Cada niño ama el Año Nuevo, y Zhou Siyu no era la excepción.
Cada año, Zhou Lanfang le hacía un par de zapatos de algodón nuevos y le compraba una chaqueta nueva.
Cuando salía el primer día del Año Nuevo, siempre recibía una serie de miradas envidiosas.
Cuando volvía a casa, sus hermanas también estaban muy envidiosas, lo que satisfacía enormemente la vanidad de Zhou Siyu.
Ella apreciaba especialmente ese sentimiento de ser el centro de atención.
Shen Mianmian: “…”
No estaba impresionada por el comportamiento infantil de Zhou Siyu y en silencio metió su libro de inglés en su mochila.
—Hermana, ¿puedo echar un vistazo a ese libro de inglés tuyo?
—dijo Zhou Siyu con algo de envidia.
Shen Mianmian trataba el libro como un tesoro, siempre fingiendo leerlo.
¿Realmente lo entendía?
—Si puedes presentarte completamente en inglés, te dejaré verlo —respondió Shen Mianmian con indiferencia.
Zhou Siyu: “…” Si no quería compartirlo, podría haberlo dicho simplemente.
¿Por qué poner excusas?
Si su inglés fuera tan bueno, ¿por qué necesitaría un libro de inglés?
—Mianmian, sal y ayuda a cargar las cosas —llamó Zhou Lanfang en voz alta desde fuera para que Shen Mianmian saliera y ayudara a cargar las cosas, sintiéndose dolorida y cansada después de su largo día fuera y el viaje en bicicleta a casa.
Pensando en Shen Mianmian vagando en casa todo el día, sintió un brote de irritación.
Shen Mianmian salió en silencio a ayudar a llevar las cosas.
Zhou Lanfang había comprado bastante, no solo ropa sino también cosas como almidón de batata, semillas de girasol, cacahuetes, azúcar de roca y manteca de cerdo.
Justo cuando estaba a punto de revisar qué artículos necesitaban llevarse a la cocina y cuáles a la sala principal, Zhou Lanfang la regañó.
—Te dije que los llevaras adentro, solo llévalos.
¿Qué estás rebuscando, pareciendo una ladrona?
—dijo Zhou Lanfang.
—Escuché tu voz desde muy lejos.
Apenas he llegado a casa y ya oigo todo este alboroto.
¿De qué se trata ahora?
—Jianhua todavía no había llegado a casa cuando escuchó el clamor de Zhou Lanfang y pensó para sí que su esposa debía estar regañando a su hija otra vez.

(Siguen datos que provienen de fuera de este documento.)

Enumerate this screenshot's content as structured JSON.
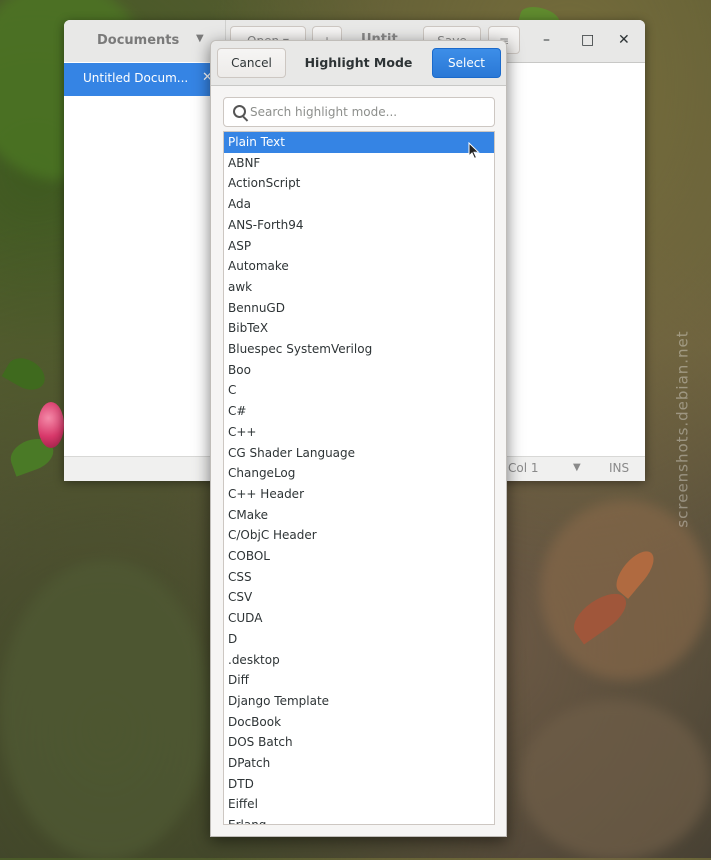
{
  "watermark": "screenshots.debian.net",
  "gedit": {
    "documents_label": "Documents",
    "open_label": "Open",
    "title_fragment": "Untit",
    "save_label": "Save",
    "doc_tab_label": "Untitled Docum...",
    "status": {
      "col": "Col 1",
      "mode": "INS"
    }
  },
  "dialog": {
    "title": "Highlight Mode",
    "cancel_label": "Cancel",
    "select_label": "Select",
    "search_placeholder": "Search highlight mode...",
    "selected_index": 0,
    "modes": [
      "Plain Text",
      "ABNF",
      "ActionScript",
      "Ada",
      "ANS-Forth94",
      "ASP",
      "Automake",
      "awk",
      "BennuGD",
      "BibTeX",
      "Bluespec SystemVerilog",
      "Boo",
      "C",
      "C#",
      "C++",
      "CG Shader Language",
      "ChangeLog",
      "C++ Header",
      "CMake",
      "C/ObjC Header",
      "COBOL",
      "CSS",
      "CSV",
      "CUDA",
      "D",
      ".desktop",
      "Diff",
      "Django Template",
      "DocBook",
      "DOS Batch",
      "DPatch",
      "DTD",
      "Eiffel",
      "Erlang"
    ]
  }
}
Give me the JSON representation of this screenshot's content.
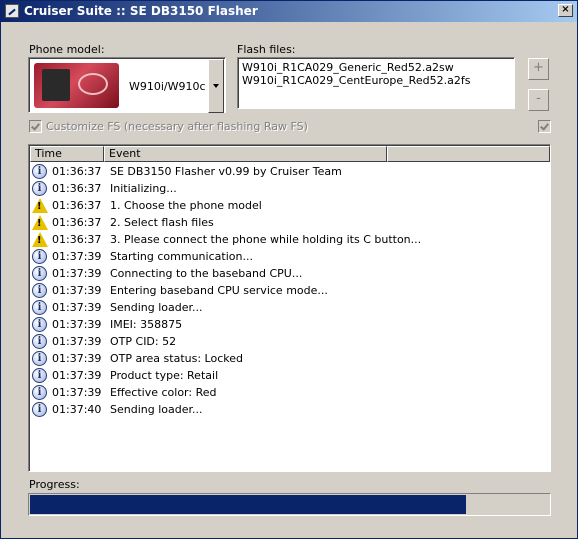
{
  "window": {
    "title": "Cruiser Suite :: SE DB3150 Flasher",
    "close_label": "×"
  },
  "phone": {
    "label": "Phone model:",
    "selected": "W910i/W910c"
  },
  "flash": {
    "label": "Flash files:",
    "files": [
      "W910i_R1CA029_Generic_Red52.a2sw",
      "W910i_R1CA029_CentEurope_Red52.a2fs"
    ],
    "add_label": "+",
    "remove_label": "-"
  },
  "customize": {
    "label": "Customize FS (necessary after flashing Raw FS)"
  },
  "log": {
    "columns": [
      "Time",
      "Event"
    ],
    "rows": [
      {
        "icon": "info-icon",
        "time": "01:36:37",
        "event": "SE DB3150 Flasher v0.99 by Cruiser Team"
      },
      {
        "icon": "info-icon",
        "time": "01:36:37",
        "event": "Initializing..."
      },
      {
        "icon": "warning-icon",
        "time": "01:36:37",
        "event": "1. Choose the phone model"
      },
      {
        "icon": "warning-icon",
        "time": "01:36:37",
        "event": "2. Select flash files"
      },
      {
        "icon": "warning-icon",
        "time": "01:36:37",
        "event": "3. Please connect the phone while holding its C button..."
      },
      {
        "icon": "info-icon",
        "time": "01:37:39",
        "event": "Starting communication..."
      },
      {
        "icon": "info-icon",
        "time": "01:37:39",
        "event": "Connecting to the baseband CPU..."
      },
      {
        "icon": "info-icon",
        "time": "01:37:39",
        "event": "Entering baseband CPU service mode..."
      },
      {
        "icon": "info-icon",
        "time": "01:37:39",
        "event": "Sending loader..."
      },
      {
        "icon": "info-icon",
        "time": "01:37:39",
        "event": "IMEI: 358875"
      },
      {
        "icon": "info-icon",
        "time": "01:37:39",
        "event": "OTP CID: 52"
      },
      {
        "icon": "info-icon",
        "time": "01:37:39",
        "event": "OTP area status: Locked"
      },
      {
        "icon": "info-icon",
        "time": "01:37:39",
        "event": "Product type: Retail"
      },
      {
        "icon": "info-icon",
        "time": "01:37:39",
        "event": "Effective color: Red"
      },
      {
        "icon": "info-icon",
        "time": "01:37:40",
        "event": "Sending loader..."
      }
    ]
  },
  "progress": {
    "label": "Progress:",
    "fraction": 0.84
  },
  "colors": {
    "title_start": "#0a246a",
    "title_end": "#a6caf0",
    "progress": "#0a246a",
    "warning": "#e8c000"
  }
}
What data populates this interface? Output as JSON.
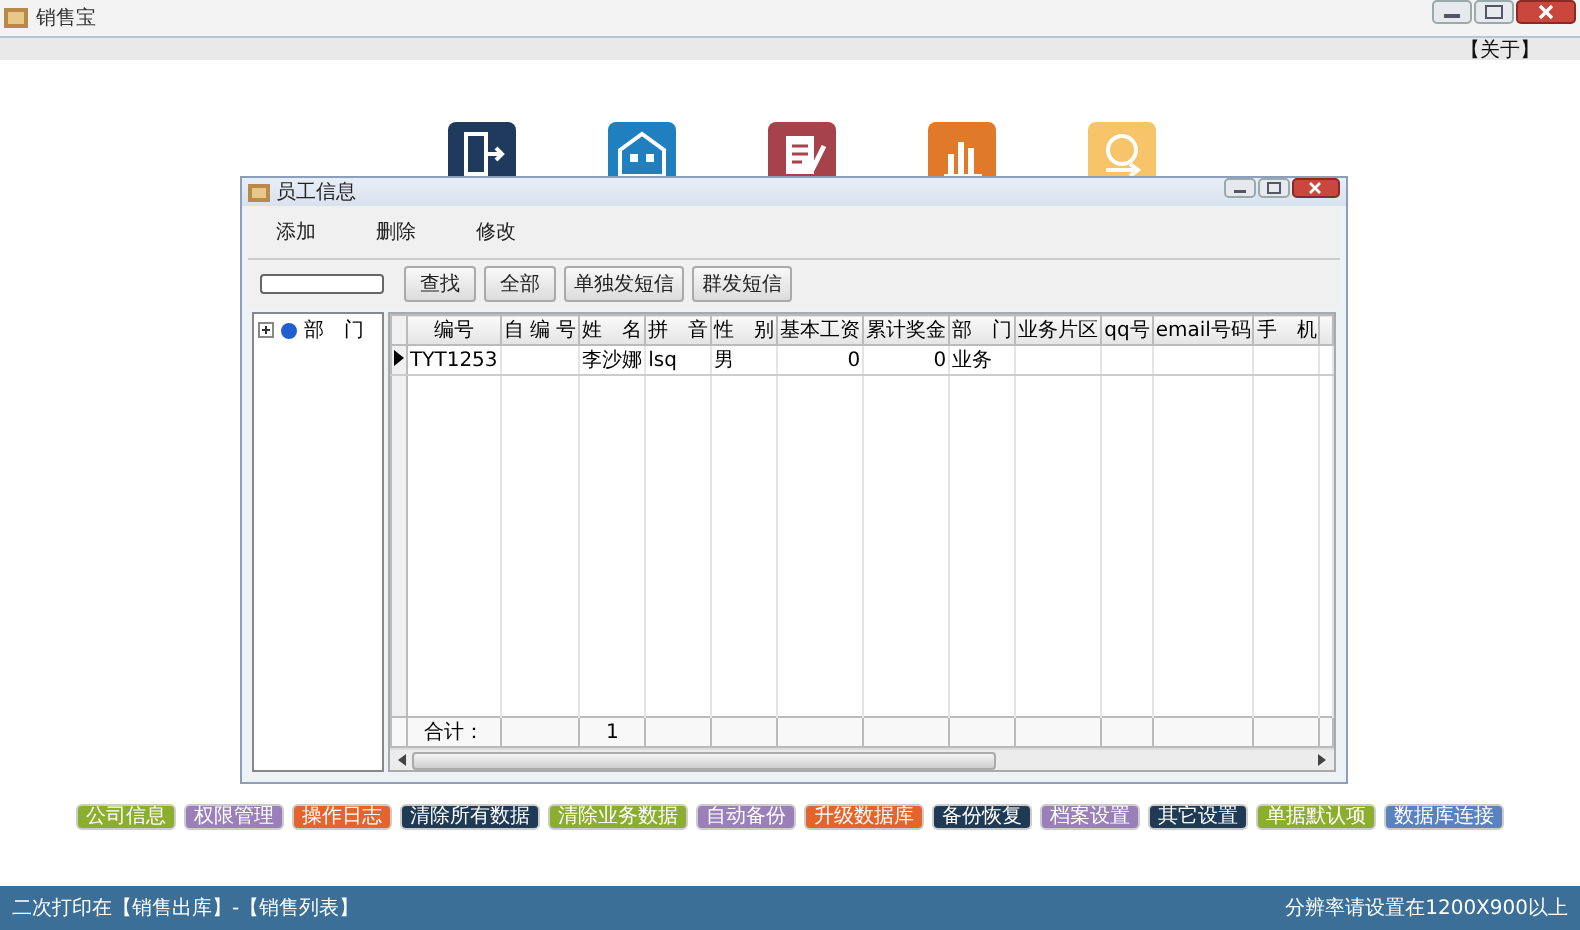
{
  "window": {
    "title": "销售宝"
  },
  "header": {
    "about_link": "【关于】"
  },
  "launcher_icons": [
    {
      "kind": "door",
      "color": "#1f3a5c"
    },
    {
      "kind": "building",
      "color": "#1f7fbf"
    },
    {
      "kind": "document",
      "color": "#a5424a"
    },
    {
      "kind": "chart",
      "color": "#e07a2a"
    },
    {
      "kind": "money",
      "color": "#f7c46a"
    }
  ],
  "dialog": {
    "title": "员工信息",
    "menu": [
      "添加",
      "删除",
      "修改"
    ],
    "buttons": [
      "查找",
      "全部",
      "单独发短信",
      "群发短信"
    ],
    "tree": [
      {
        "label": "部　门",
        "expanded": false
      }
    ],
    "table": {
      "columns": [
        "编号",
        "自 编 号",
        "姓　名",
        "拼　音",
        "性　别",
        "基本工资",
        "累计奖金",
        "部　门",
        "业务片区",
        "qq号",
        "email号码",
        "手　机"
      ],
      "rows": [
        {
          "selected": true,
          "cells": [
            "TYT1253",
            null,
            "李沙娜",
            "lsq",
            "男",
            "0",
            "0",
            "业务",
            null,
            null,
            null,
            null
          ]
        }
      ],
      "footer": {
        "total_label": "合计：",
        "name_total": "1"
      }
    }
  },
  "function_buttons": [
    {
      "label": "公司信息",
      "color": "#8cae2e"
    },
    {
      "label": "权限管理",
      "color": "#9a7fb8"
    },
    {
      "label": "操作日志",
      "color": "#e5642e"
    },
    {
      "label": "清除所有数据",
      "color": "#1f3a55"
    },
    {
      "label": "清除业务数据",
      "color": "#8cae2e"
    },
    {
      "label": "自动备份",
      "color": "#9a7fb8"
    },
    {
      "label": "升级数据库",
      "color": "#e5642e"
    },
    {
      "label": "备份恢复",
      "color": "#1f3a55"
    },
    {
      "label": "档案设置",
      "color": "#9a7fb8"
    },
    {
      "label": "其它设置",
      "color": "#1f3a55"
    },
    {
      "label": "单据默认项",
      "color": "#8cae2e"
    },
    {
      "label": "数据库连接",
      "color": "#5a82c0"
    }
  ],
  "status_bar": {
    "left": "二次打印在【销售出库】-【销售列表】",
    "right": "分辨率请设置在1200X900以上"
  }
}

Al entrar, vio que tenía razón.
—Le pedí que llevara las cosas adentro y las estuvo revolviendo una y otra vez.
¿No puedo ni decir una palabra?
—Zhou Lanfang suavizó un poco el tono cuando vio volver a Jianhua.
Había gastado una buena cantidad de dinero hoy, lo que Jianhua aún no sabía.
Aunque normalmente no se preocupaba por estos asuntos, aún se sentía un poco culpable, después de todo, había sido Jianhua quien había ganado el dinero.
Jianhua miró hacia abajo y vio hasta diez libras de manteca de cerdo en el suelo, —Es tan pesado, ¿cómo podría moverlo?
—Se agachó y llevó la manteca a la cocina.
Shen Mianmian llevó en silencio los otros artículos al cuarto principal, seguida por Zhou Lanfang y Jianhua.
—Jianhua, te compré una chaqueta, pruébatela para ver si te queda.
Si no, la cambiaré mañana —dijo Zhou Lanfang mientras abría una bolsa de ropa en el suelo, sacaba un traje Zhongshan gris y urgía a su esposo a probarlo.